The book opens with a party celebrating the grand opening of the new location of Twisted Steel, the custom hot rod and motorcycle shop that Mick is now a partner in with Asa and Duke. Ready to settle down and wanting to make a new beginning in all aspects of his life, Mick invited Adam and Jessi, hoping to reconcile with the one man and one woman who complete him. Fortunately, both Adam and Jessi accepted the invitations, wanting the same thing. They’ve each decided that it’s time to mend the bonds between them, whether it means that they find their way back to one another or if it gives them the closure they need to move on. Thankfully for me, their reconciliation gave them the chance to find out whether their one night together was a fluke or if they could take the next step and form a successful ménage relationship. While Jessi’s parents fully supported her relationship decisions as long as she was happy, neither Adam’s nor Mick’s family were as accepting of the trio. Even though Mick’s business partners were not aware of his bisexuality, both Asa and Duke were supportive of his personal choices and as Mick considered them to be like brothers, their approval meant a lot to him.
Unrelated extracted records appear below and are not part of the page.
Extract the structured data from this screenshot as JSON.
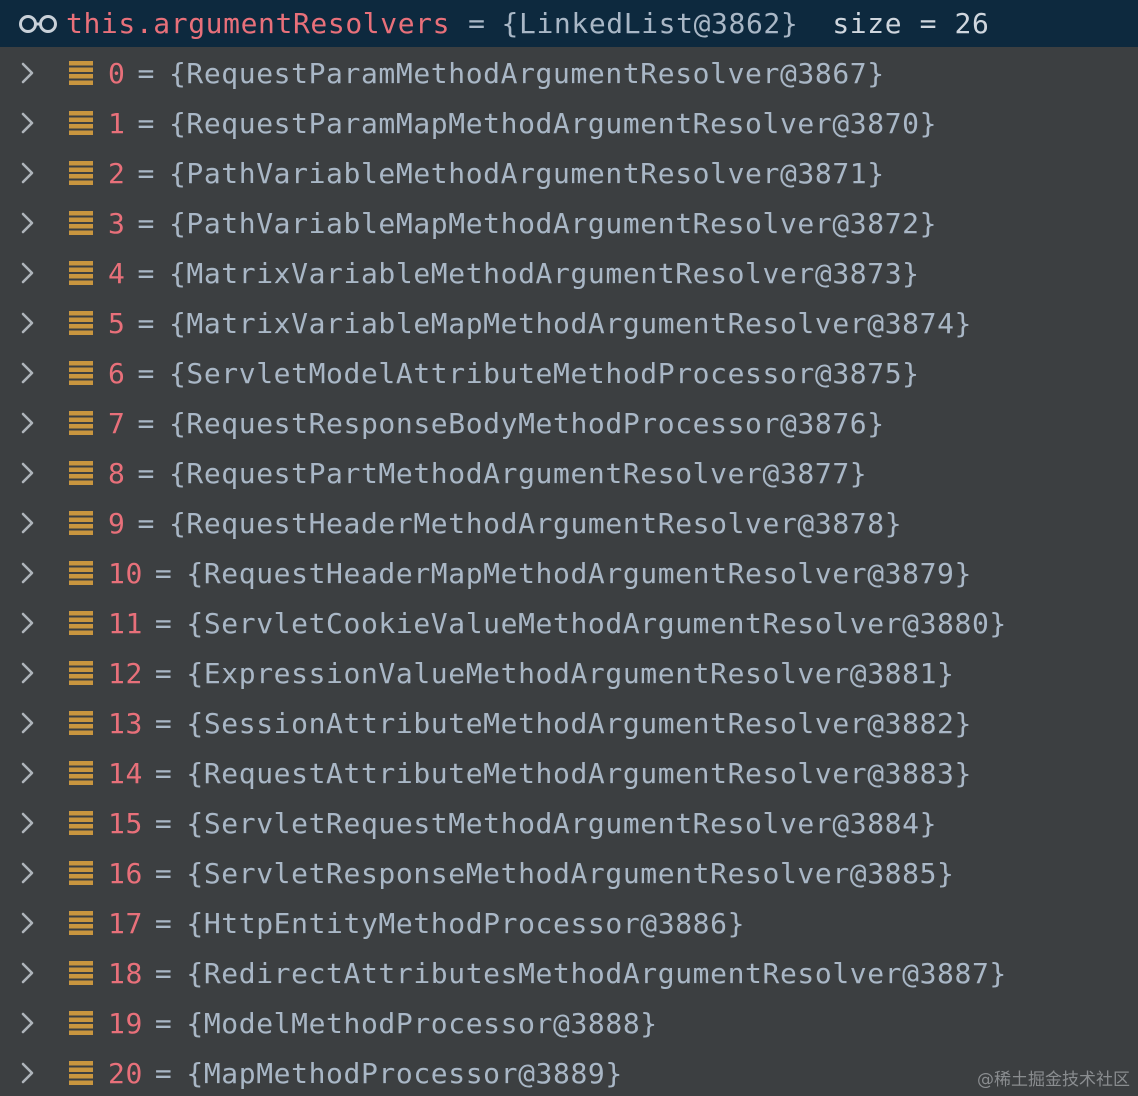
{
  "header": {
    "icon": "watch-icon",
    "variable": "this.argumentResolvers",
    "equals": "=",
    "value": "{LinkedList@3862}",
    "size_text": "size = 26"
  },
  "items": [
    {
      "index": "0",
      "value": "{RequestParamMethodArgumentResolver@3867}"
    },
    {
      "index": "1",
      "value": "{RequestParamMapMethodArgumentResolver@3870}"
    },
    {
      "index": "2",
      "value": "{PathVariableMethodArgumentResolver@3871}"
    },
    {
      "index": "3",
      "value": "{PathVariableMapMethodArgumentResolver@3872}"
    },
    {
      "index": "4",
      "value": "{MatrixVariableMethodArgumentResolver@3873}"
    },
    {
      "index": "5",
      "value": "{MatrixVariableMapMethodArgumentResolver@3874}"
    },
    {
      "index": "6",
      "value": "{ServletModelAttributeMethodProcessor@3875}"
    },
    {
      "index": "7",
      "value": "{RequestResponseBodyMethodProcessor@3876}"
    },
    {
      "index": "8",
      "value": "{RequestPartMethodArgumentResolver@3877}"
    },
    {
      "index": "9",
      "value": "{RequestHeaderMethodArgumentResolver@3878}"
    },
    {
      "index": "10",
      "value": "{RequestHeaderMapMethodArgumentResolver@3879}"
    },
    {
      "index": "11",
      "value": "{ServletCookieValueMethodArgumentResolver@3880}"
    },
    {
      "index": "12",
      "value": "{ExpressionValueMethodArgumentResolver@3881}"
    },
    {
      "index": "13",
      "value": "{SessionAttributeMethodArgumentResolver@3882}"
    },
    {
      "index": "14",
      "value": "{RequestAttributeMethodArgumentResolver@3883}"
    },
    {
      "index": "15",
      "value": "{ServletRequestMethodArgumentResolver@3884}"
    },
    {
      "index": "16",
      "value": "{ServletResponseMethodArgumentResolver@3885}"
    },
    {
      "index": "17",
      "value": "{HttpEntityMethodProcessor@3886}"
    },
    {
      "index": "18",
      "value": "{RedirectAttributesMethodArgumentResolver@3887}"
    },
    {
      "index": "19",
      "value": "{ModelMethodProcessor@3888}"
    },
    {
      "index": "20",
      "value": "{MapMethodProcessor@3889}"
    }
  ],
  "row_equals": "=",
  "icons": {
    "expand": "chevron-right-icon",
    "field": "field-icon"
  },
  "colors": {
    "background": "#3c3f41",
    "header_background": "#0d293e",
    "name_color": "#e8707a",
    "value_color": "#a9b7c6",
    "field_icon_color": "#c9963f"
  },
  "watermark": "@稀土掘金技术社区"
}
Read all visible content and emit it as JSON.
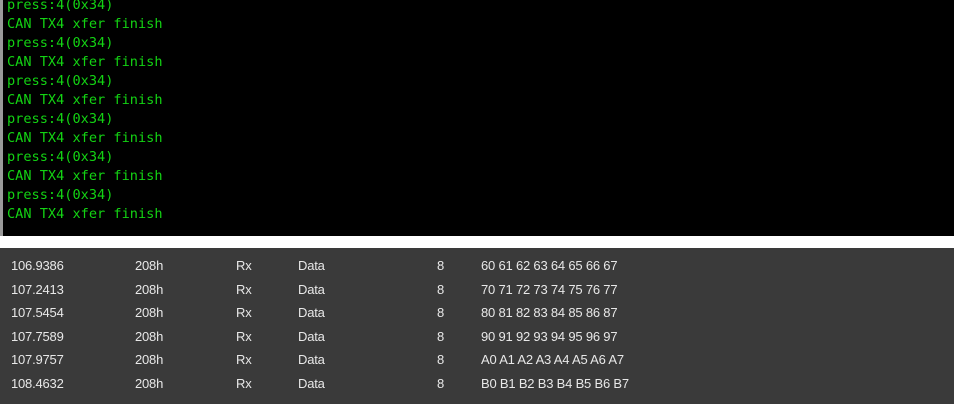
{
  "terminal": {
    "lines": [
      "press:4(0x34)",
      "CAN TX4 xfer finish",
      "press:4(0x34)",
      "CAN TX4 xfer finish",
      "press:4(0x34)",
      "CAN TX4 xfer finish",
      "press:4(0x34)",
      "CAN TX4 xfer finish",
      "press:4(0x34)",
      "CAN TX4 xfer finish",
      "press:4(0x34)",
      "CAN TX4 xfer finish"
    ],
    "text_color": "#13d313",
    "background": "#000000"
  },
  "can_log": {
    "background": "#3a3a3a",
    "rows": [
      {
        "time": "106.9386",
        "id": "208h",
        "dir": "Rx",
        "type": "Data",
        "dlc": "8",
        "data": "60 61 62 63 64 65 66 67"
      },
      {
        "time": "107.2413",
        "id": "208h",
        "dir": "Rx",
        "type": "Data",
        "dlc": "8",
        "data": "70 71 72 73 74 75 76 77"
      },
      {
        "time": "107.5454",
        "id": "208h",
        "dir": "Rx",
        "type": "Data",
        "dlc": "8",
        "data": "80 81 82 83 84 85 86 87"
      },
      {
        "time": "107.7589",
        "id": "208h",
        "dir": "Rx",
        "type": "Data",
        "dlc": "8",
        "data": "90 91 92 93 94 95 96 97"
      },
      {
        "time": "107.9757",
        "id": "208h",
        "dir": "Rx",
        "type": "Data",
        "dlc": "8",
        "data": "A0 A1 A2 A3 A4 A5 A6 A7"
      },
      {
        "time": "108.4632",
        "id": "208h",
        "dir": "Rx",
        "type": "Data",
        "dlc": "8",
        "data": "B0 B1 B2 B3 B4 B5 B6 B7"
      }
    ]
  }
}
Their support was also vital when Mick’s family tried to interfere with Mick’s happiness.
I really enjoyed the multitude of relationships that Dane created among the characters. Obviously taking their relationship from friendship to a committed ménage relationship made Mick, Adam, and Jessi’s the most important of the relationships of the novel – and the sex scenes were seriously hot, by the way. But the familial relationships between each of them and their parents were fascinating to see. Jessi’s parents were the most accepting and supportive of the three, with her parents serving as “adoptive” parents for both of the guys from the time they first entered Jessi’s life. Adam’s family was a mixed bag with his mother being supportive and his father and stepmother considering Jessi and Mick beneath him due to their inflated sense of self. But it was Mick’s parents’ condemnation of his relationship with both Adam and Jessi that astounded me time and time again. Mick’s father refused to accept that his son was bisexual and hid behind his religion as a way to try to shame Mick into making different choices. What really shocked me, though, was that he blamed Jessi for his son’s bisexuality rather than blaming Adam. Obviously I know that neither Adam or Jessi were responsible for Mick’s sexuality, but I could not wrap my mind around Mick’s father’s reasoning nor what he did to Jessi when he confronted her years earlier. Yet when push comes to shove, it is the family the trio has made that has their backs. Coming Back was a great read and I look forward to reading it again after picking up books one and two.